The Lab is uniquely positioned to investigate new approaches to pathological hemodynamics and their possible manipulation by pharmaceuticals. While wall shear stress (WSS) has been the traditional focus of cardiovascular pathology research, these researchers have simulated WSS along with an often neglected hemodynamic feature, circumferential strain (CS), to demonstrate that the asynchrony between WSS and CS has an important effect on EC biochemical response. The results suggest that naturally asynchronous hemodyamics of the coronary arteries may predispose them to over express atherogenic genes and under express anti-atherogenic genes. Subsequent research indicates that certain neutraceuticals may be useful in normalizing the atherogenic gene expression pattern induced by the natural hemodynamic environment of the coronaries.

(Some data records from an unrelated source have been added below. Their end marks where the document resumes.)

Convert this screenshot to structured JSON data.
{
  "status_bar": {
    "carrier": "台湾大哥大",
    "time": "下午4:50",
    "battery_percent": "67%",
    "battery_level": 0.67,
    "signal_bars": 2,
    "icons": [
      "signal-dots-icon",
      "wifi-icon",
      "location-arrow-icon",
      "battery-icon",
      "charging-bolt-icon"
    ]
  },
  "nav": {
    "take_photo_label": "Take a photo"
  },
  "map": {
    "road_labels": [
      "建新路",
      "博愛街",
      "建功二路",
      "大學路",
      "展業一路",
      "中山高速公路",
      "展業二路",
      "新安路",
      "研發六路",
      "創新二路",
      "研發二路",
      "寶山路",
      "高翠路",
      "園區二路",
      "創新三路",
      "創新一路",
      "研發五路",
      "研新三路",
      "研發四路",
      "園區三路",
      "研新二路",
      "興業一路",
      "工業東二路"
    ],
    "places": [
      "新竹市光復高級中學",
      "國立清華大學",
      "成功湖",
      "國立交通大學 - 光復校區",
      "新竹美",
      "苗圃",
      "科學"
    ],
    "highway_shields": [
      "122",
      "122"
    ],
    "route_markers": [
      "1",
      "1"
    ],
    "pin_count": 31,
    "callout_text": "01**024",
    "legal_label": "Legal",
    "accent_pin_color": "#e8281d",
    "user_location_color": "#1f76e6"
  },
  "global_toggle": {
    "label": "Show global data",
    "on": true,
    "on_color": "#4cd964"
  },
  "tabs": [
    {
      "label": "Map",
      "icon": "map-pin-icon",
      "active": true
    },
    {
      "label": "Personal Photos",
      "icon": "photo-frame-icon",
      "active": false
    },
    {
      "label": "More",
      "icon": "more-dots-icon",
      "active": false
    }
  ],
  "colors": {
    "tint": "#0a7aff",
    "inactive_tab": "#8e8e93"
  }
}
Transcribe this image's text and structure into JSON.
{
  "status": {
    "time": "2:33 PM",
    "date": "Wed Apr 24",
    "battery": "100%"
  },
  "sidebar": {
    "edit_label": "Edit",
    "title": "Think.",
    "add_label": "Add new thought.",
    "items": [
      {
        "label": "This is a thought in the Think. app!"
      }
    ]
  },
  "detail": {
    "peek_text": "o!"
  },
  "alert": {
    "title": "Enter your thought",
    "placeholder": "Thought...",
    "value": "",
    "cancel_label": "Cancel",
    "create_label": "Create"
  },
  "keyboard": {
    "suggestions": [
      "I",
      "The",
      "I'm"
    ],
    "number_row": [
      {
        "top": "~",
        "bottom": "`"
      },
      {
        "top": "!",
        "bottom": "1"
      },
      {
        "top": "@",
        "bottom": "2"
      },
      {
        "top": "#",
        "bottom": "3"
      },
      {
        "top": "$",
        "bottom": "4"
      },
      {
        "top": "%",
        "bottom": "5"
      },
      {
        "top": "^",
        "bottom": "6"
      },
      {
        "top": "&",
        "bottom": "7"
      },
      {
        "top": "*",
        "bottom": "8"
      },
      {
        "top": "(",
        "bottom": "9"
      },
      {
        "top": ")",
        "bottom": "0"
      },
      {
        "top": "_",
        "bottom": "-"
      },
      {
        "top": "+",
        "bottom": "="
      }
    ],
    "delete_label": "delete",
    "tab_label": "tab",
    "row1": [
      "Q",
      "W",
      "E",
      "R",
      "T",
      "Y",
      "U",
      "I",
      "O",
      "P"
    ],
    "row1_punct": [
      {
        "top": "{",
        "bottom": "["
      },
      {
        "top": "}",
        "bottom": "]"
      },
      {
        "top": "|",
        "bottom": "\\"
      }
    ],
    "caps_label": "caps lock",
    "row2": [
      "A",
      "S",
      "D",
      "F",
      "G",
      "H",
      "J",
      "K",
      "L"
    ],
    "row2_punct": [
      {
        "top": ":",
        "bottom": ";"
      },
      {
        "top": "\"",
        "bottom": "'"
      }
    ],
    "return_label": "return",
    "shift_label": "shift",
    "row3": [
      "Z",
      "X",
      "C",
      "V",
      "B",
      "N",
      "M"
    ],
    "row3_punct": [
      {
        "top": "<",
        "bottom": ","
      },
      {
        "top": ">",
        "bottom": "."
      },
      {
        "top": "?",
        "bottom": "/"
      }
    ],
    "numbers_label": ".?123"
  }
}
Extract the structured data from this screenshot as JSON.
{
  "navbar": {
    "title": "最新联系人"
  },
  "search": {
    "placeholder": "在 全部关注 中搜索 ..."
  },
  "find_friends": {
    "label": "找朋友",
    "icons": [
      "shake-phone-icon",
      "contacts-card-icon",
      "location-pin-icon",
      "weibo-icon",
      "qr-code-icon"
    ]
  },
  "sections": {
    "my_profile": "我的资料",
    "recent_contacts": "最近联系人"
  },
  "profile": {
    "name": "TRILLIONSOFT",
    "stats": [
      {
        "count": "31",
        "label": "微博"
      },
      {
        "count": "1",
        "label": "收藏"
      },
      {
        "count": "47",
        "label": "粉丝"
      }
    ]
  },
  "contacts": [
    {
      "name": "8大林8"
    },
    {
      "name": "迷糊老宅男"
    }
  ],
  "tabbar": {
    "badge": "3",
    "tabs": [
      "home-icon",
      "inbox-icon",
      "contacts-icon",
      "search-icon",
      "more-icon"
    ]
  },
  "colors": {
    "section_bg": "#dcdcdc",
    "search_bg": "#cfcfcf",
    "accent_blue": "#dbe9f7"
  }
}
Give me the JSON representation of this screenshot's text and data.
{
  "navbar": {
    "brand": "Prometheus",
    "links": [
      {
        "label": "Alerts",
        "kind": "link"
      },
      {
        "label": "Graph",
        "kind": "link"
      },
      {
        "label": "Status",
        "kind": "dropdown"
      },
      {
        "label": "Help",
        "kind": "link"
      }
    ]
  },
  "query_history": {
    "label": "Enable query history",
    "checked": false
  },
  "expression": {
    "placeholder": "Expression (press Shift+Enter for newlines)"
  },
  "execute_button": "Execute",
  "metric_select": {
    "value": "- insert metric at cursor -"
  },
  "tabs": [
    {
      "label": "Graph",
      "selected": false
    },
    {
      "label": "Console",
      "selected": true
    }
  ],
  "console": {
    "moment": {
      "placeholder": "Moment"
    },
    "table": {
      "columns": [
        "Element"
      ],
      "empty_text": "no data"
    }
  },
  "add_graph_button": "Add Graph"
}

In complementary research these Coulter Lab researchers have pioneered in vitro studies of convection and diffusion of macromolecules across monolayers of endothelial cells which form the blood contacting surface of all blood vessels. They have clearly demonstrated that the transport properties of endothelial layer are very sensitive to their fluid mechanical environment and will respond to changes in fluid shear stress. Studies of biomolecular mechanisms underlying these responses are in progress.
Understanding of the mechanisms by which LDL is transported across endothelial layers provides the basis for developing methodologies that modulate retention and accumulation of lipid in the vessel wall. In contrast to the current focus in the pharmaceutical industry on lowering LDL level in blood to treat atherosclerosis (e.g. statins), the focus here is on methodologies that lower endothelial permeability to LDL.
The potential for pharmacological treatment to reduce LDL permeability will be enhanced by understanding the genes that control vascular permeability. Studies to address these issues have been initiated with collaborators at Rockefeller University, where the apo E knockout mouse, the standard animal model for atherosclerosis research, was developed.